Which gives the angle to be: 5.9 degrees.


Does this look okay?

 

[Carid]

10.3 ? I'm not the only one making "deliberate mistakes" this morning...

 

[TFM]

Should be 6.02 degrees.

Silly Me!

TFM

 

[TFM]

Have we made an error - I think we have found the minima, but the question asks:

At what angle above the horizon is the star when the first maximum is received?

?

TFM

 

[Carid]

Why do you think we have found a minimum?

 

[TFM]

I'm not sure, I suddenly saw the question and panicked. I think I remembered putting destructive interference in a previous post.

I also wrote down how destructive interference is when the waves out half wavelength out of phase written done in my work, despite the fact that the question just above said maxima.
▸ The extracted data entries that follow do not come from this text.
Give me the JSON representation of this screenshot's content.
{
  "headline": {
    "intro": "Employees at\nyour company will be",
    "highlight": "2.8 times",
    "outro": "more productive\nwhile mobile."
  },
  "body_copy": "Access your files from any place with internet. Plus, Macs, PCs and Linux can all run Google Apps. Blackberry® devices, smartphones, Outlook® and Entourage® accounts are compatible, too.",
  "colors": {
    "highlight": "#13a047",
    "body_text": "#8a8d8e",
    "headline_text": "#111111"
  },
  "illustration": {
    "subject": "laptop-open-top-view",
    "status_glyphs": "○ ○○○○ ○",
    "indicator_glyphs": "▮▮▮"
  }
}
Suddenly gt very worried and panicked. - I get worried far too easily

Sorry,

TFM

 

[Carid]

Panic is good.
It means "let's go back to the fundamentals and see if we have understood and be sure we haven't neglected something along the way".

 

[TFM]

So can I just check something, just to see. I wrote down

destructive interference is when the waves out half wavelength out of phase

But we made the calculations with half a wavelength added on. Would this not make the final wave a minima

Just Checking

Also, Panic is good, unless the homework is due in in less then 1 hr...

TFM

 

[Carid]

OK let's examine the fundamentals.

We will get our maximum if the path length between the two rays differs by a single wavelength. Now we found an extra half-wavelength in the lower ray path. We need another half-wavelength. Where's that coming from? It comes from the reflection which advances the phase of the lower ray by half a wavelength. Now we've got two half wavelengths adding up to one whole wavelength. We should get that first maximum.
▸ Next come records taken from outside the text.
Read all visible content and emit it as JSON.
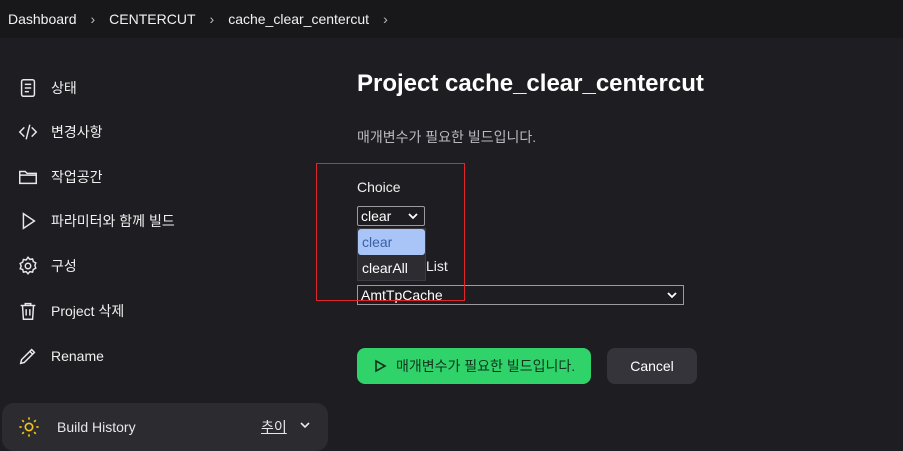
{
  "breadcrumb": {
    "items": [
      "Dashboard",
      "CENTERCUT",
      "cache_clear_centercut"
    ]
  },
  "sidebar": {
    "items": [
      {
        "label": "상태",
        "icon": "document-icon"
      },
      {
        "label": "변경사항",
        "icon": "code-icon"
      },
      {
        "label": "작업공간",
        "icon": "folder-icon"
      },
      {
        "label": "파라미터와 함께 빌드",
        "icon": "play-icon"
      },
      {
        "label": "구성",
        "icon": "gear-icon"
      },
      {
        "label": "Project 삭제",
        "icon": "trash-icon"
      },
      {
        "label": "Rename",
        "icon": "pencil-icon"
      }
    ],
    "build_history": {
      "label": "Build History",
      "trend": "추이",
      "icon": "sun-icon"
    }
  },
  "main": {
    "title": "Project cache_clear_centercut",
    "subtitle": "매개변수가 필요한 빌드입니다.",
    "choice": {
      "label": "Choice",
      "selected": "clear",
      "options": [
        "clear",
        "clearAll"
      ],
      "highlighted": "clear"
    },
    "list": {
      "label": "List",
      "selected": "AmtTpCache"
    },
    "build_button": "매개변수가 필요한 빌드입니다.",
    "cancel_button": "Cancel"
  },
  "colors": {
    "background": "#1e1e22",
    "accent_green": "#2fd36a",
    "highlight_box": "#e0252b"
  }
}
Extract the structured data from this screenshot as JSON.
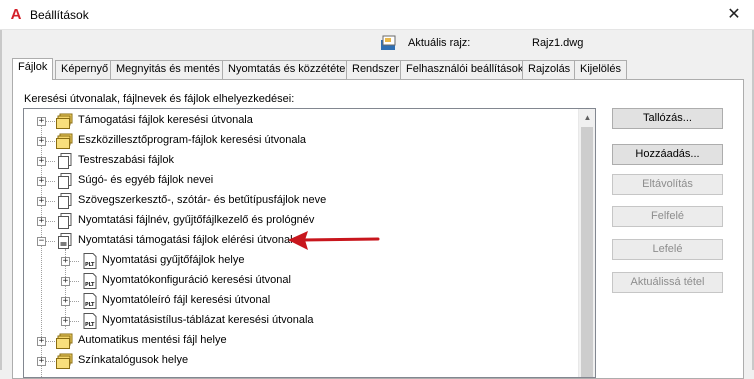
{
  "window": {
    "title": "Beállítások",
    "app_icon_glyph": "A",
    "close_glyph": "✕"
  },
  "current_drawing": {
    "label": "Aktuális rajz:",
    "value": "Rajz1.dwg",
    "icon": "drawing-file-icon"
  },
  "tabs": [
    {
      "label": "Fájlok",
      "active": true
    },
    {
      "label": "Képernyő",
      "active": false
    },
    {
      "label": "Megnyitás és mentés",
      "active": false
    },
    {
      "label": "Nyomtatás és közzététel",
      "active": false
    },
    {
      "label": "Rendszer",
      "active": false
    },
    {
      "label": "Felhasználói beállítások",
      "active": false
    },
    {
      "label": "Rajzolás",
      "active": false
    },
    {
      "label": "Kijelölés",
      "active": false
    }
  ],
  "panel": {
    "label": "Keresési útvonalak, fájlnevek és fájlok elhelyezkedései:"
  },
  "tree": {
    "items": [
      {
        "label": "Támogatási fájlok keresési útvonala",
        "icon": "folder-stack-icon",
        "expander": "+"
      },
      {
        "label": "Eszközillesztőprogram-fájlok keresési útvonala",
        "icon": "folder-stack-icon",
        "expander": "+"
      },
      {
        "label": "Testreszabási fájlok",
        "icon": "document-stack-icon",
        "expander": "+"
      },
      {
        "label": "Súgó- és egyéb fájlok nevei",
        "icon": "document-stack-icon",
        "expander": "+"
      },
      {
        "label": "Szövegszerkesztő-, szótár- és betűtípusfájlok neve",
        "icon": "document-stack-icon",
        "expander": "+"
      },
      {
        "label": "Nyomtatási fájlnév, gyűjtőfájlkezelő és prológnév",
        "icon": "document-stack-icon",
        "expander": "+"
      },
      {
        "label": "Nyomtatási támogatási fájlok elérési útvonala",
        "icon": "printer-document-icon",
        "expander": "−"
      },
      {
        "label": "Nyomtatási gyűjtőfájlok helye",
        "icon": "plt-file-icon",
        "expander": "+",
        "child": true
      },
      {
        "label": "Nyomtatókonfiguráció keresési útvonal",
        "icon": "plt-file-icon",
        "expander": "+",
        "child": true
      },
      {
        "label": "Nyomtatóleíró fájl keresési útvonal",
        "icon": "plt-file-icon",
        "expander": "+",
        "child": true
      },
      {
        "label": "Nyomtatásistílus-táblázat keresési útvonala",
        "icon": "plt-file-icon",
        "expander": "+",
        "child": true
      },
      {
        "label": "Automatikus mentési fájl helye",
        "icon": "folder-stack-icon",
        "expander": "+"
      },
      {
        "label": "Színkatalógusok helye",
        "icon": "folder-stack-icon",
        "expander": "+"
      }
    ],
    "plt_text": "PLT"
  },
  "buttons": {
    "browse": "Tallózás...",
    "add": "Hozzáadás...",
    "remove": "Eltávolítás",
    "up": "Felfelé",
    "down": "Lefelé",
    "set_current": "Aktuálissá tétel"
  },
  "colors": {
    "arrow": "#c8161d",
    "app_icon": "#d4202a",
    "folder": "#f5d66b"
  }
}
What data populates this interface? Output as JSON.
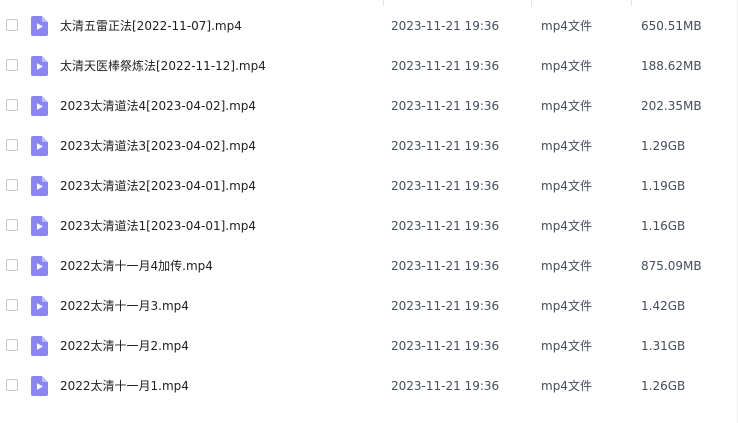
{
  "file_icon": "video-file-icon",
  "accent_color": "#8b85f0",
  "files": [
    {
      "name": "太清五雷正法[2022-11-07].mp4",
      "modified": "2023-11-21 19:36",
      "type": "mp4文件",
      "size": "650.51MB"
    },
    {
      "name": "太清天医棒祭炼法[2022-11-12].mp4",
      "modified": "2023-11-21 19:36",
      "type": "mp4文件",
      "size": "188.62MB"
    },
    {
      "name": "2023太清道法4[2023-04-02].mp4",
      "modified": "2023-11-21 19:36",
      "type": "mp4文件",
      "size": "202.35MB"
    },
    {
      "name": "2023太清道法3[2023-04-02].mp4",
      "modified": "2023-11-21 19:36",
      "type": "mp4文件",
      "size": "1.29GB"
    },
    {
      "name": "2023太清道法2[2023-04-01].mp4",
      "modified": "2023-11-21 19:36",
      "type": "mp4文件",
      "size": "1.19GB"
    },
    {
      "name": "2023太清道法1[2023-04-01].mp4",
      "modified": "2023-11-21 19:36",
      "type": "mp4文件",
      "size": "1.16GB"
    },
    {
      "name": "2022太清十一月4加传.mp4",
      "modified": "2023-11-21 19:36",
      "type": "mp4文件",
      "size": "875.09MB"
    },
    {
      "name": "2022太清十一月3.mp4",
      "modified": "2023-11-21 19:36",
      "type": "mp4文件",
      "size": "1.42GB"
    },
    {
      "name": "2022太清十一月2.mp4",
      "modified": "2023-11-21 19:36",
      "type": "mp4文件",
      "size": "1.31GB"
    },
    {
      "name": "2022太清十一月1.mp4",
      "modified": "2023-11-21 19:36",
      "type": "mp4文件",
      "size": "1.26GB"
    }
  ]
}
I hope you get to see the diagram I sent earlier; very simply the 1 metre height is NOT arbitrary. It's twice the 50cm height and is a question of symmetry.

 

[TFM]

Yeah I worked the 1m from symmetry after thinking about. So the water reflection from the water makes the wave half out of phase. See, I didn't realize that, should have though, since the the link showed the reflection wave going from a peak, reflected into a trough.

That makes sense. Thanks,

Out of interest, not part of the question, but I am intrigued, how would you find, say a second or third maxima? Would you just add on a whole wavelength onto the half in the triangle, eg:

\theta_n = (n-1)\lambda + \frac{1}{2}{\lambda}

where n is the nth maxima?

TFM

 

[Carid]

As the star rises in the sky we'd arrive at a moment when the extra path length is now 3/2 of a wavelength (31.5cm) and the angle would be about 17.5degrees.
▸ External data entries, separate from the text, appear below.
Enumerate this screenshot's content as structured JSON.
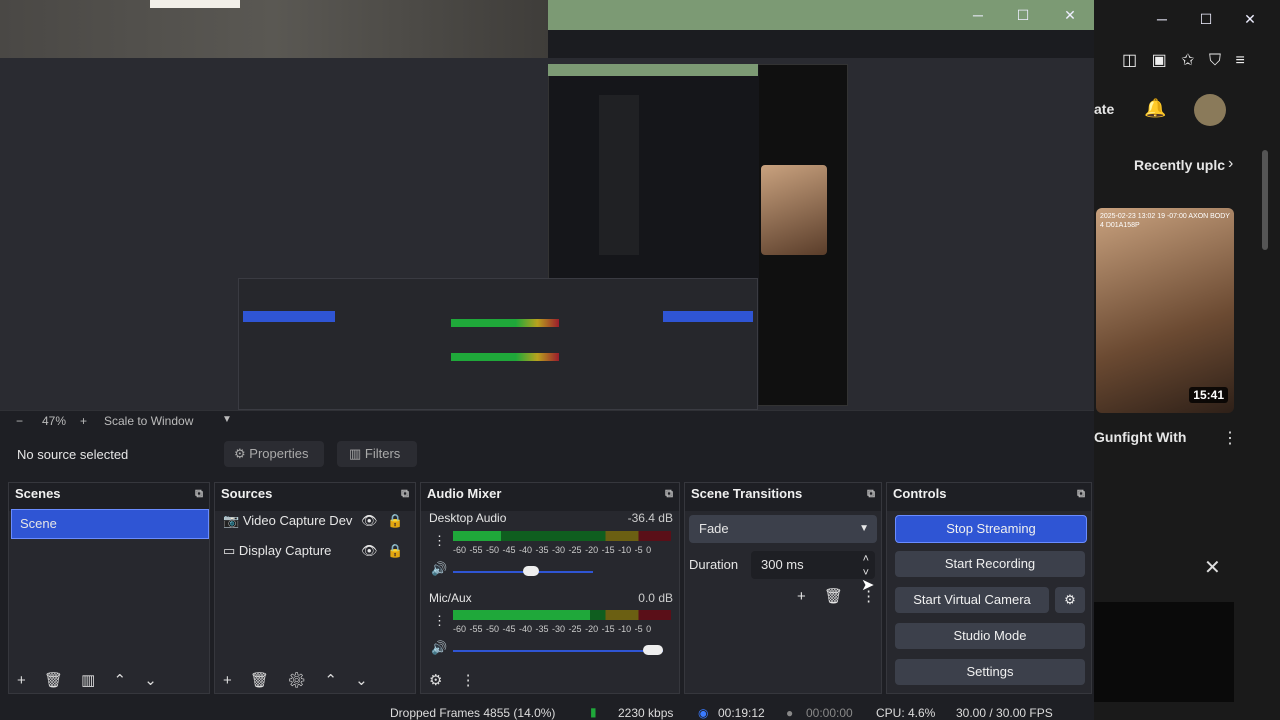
{
  "window": {
    "minimize": "─",
    "maximize": "☐",
    "close": "✕"
  },
  "zoom": {
    "minus": "−",
    "percent": "47%",
    "plus": "+",
    "mode": "Scale to Window"
  },
  "source_toolbar": {
    "status": "No source selected",
    "properties": "Properties",
    "filters": "Filters"
  },
  "scenes": {
    "title": "Scenes",
    "items": [
      "Scene"
    ]
  },
  "sources": {
    "title": "Sources",
    "items": [
      {
        "label": "Video Capture Dev",
        "icon": "camera-icon"
      },
      {
        "label": "Display Capture",
        "icon": "monitor-icon"
      }
    ]
  },
  "audio_mixer": {
    "title": "Audio Mixer",
    "channels": [
      {
        "name": "Desktop Audio",
        "db": "-36.4 dB",
        "level": 0.22,
        "volume": 0.56
      },
      {
        "name": "Mic/Aux",
        "db": "0.0 dB",
        "level": 0.63,
        "volume": 1.0
      }
    ],
    "scale": "-60 -55 -50 -45 -40 -35 -30 -25 -20 -15 -10 -5 0"
  },
  "transitions": {
    "title": "Scene Transitions",
    "selected": "Fade",
    "duration_label": "Duration",
    "duration_value": "300 ms"
  },
  "controls": {
    "title": "Controls",
    "stop_streaming": "Stop Streaming",
    "start_recording": "Start Recording",
    "start_virtual_camera": "Start Virtual Camera",
    "studio_mode": "Studio Mode",
    "settings": "Settings"
  },
  "status": {
    "dropped_frames": "Dropped Frames 4855 (14.0%)",
    "bitrate": "2230 kbps",
    "stream_time": "00:19:12",
    "record_time": "00:00:00",
    "cpu": "CPU: 4.6%",
    "fps": "30.00 / 30.00 FPS"
  },
  "browser": {
    "partial_title": "ate",
    "recently": "Recently uplc",
    "video_time": "15:41",
    "video_title": "Gunfight With",
    "thumb_overlay": "2025-02-23 13:02 19 -07:00 AXON BODY 4 D01A158P"
  },
  "colors": {
    "accent": "#2f55d4",
    "meter_green": "#1fa83a",
    "meter_yellow": "#b8a21e",
    "meter_red": "#9b1c2c"
  }
}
That equation you quoted looks like something you'd use in optics where the wavelength is extremely short and the angle very small so that trig functions are discarded.

 

[TFM]

I could have sworn I put the asin in. Should have been:

\theta_n = asin\left((n-1)\lambda + \frac{1}{2}{\lambda}\right)

Thanks for all your assistance.

TFM

 

[turin]

So, I see Carid has got you covered, TFM. Great discussions, too. I just thought you might benefit from an alternative perspective. Can you see how to identify this with a Young's double slit phenomenon? In your problem, you have a detector, a water surface, and a single light source. In Young's experiment, there is a screen and two slits. Can you identify the analogies? Can you identify the crucial difference?

 

[TFM]

I can definatley see the similarities. The Two slits would be where the wave is reflected, straight up, on Carid's Diagram, the isosceles triangle. The crucial difference is that in Young's, the two waves would be in phase, whereas this version has the two waves out of phase.

TFM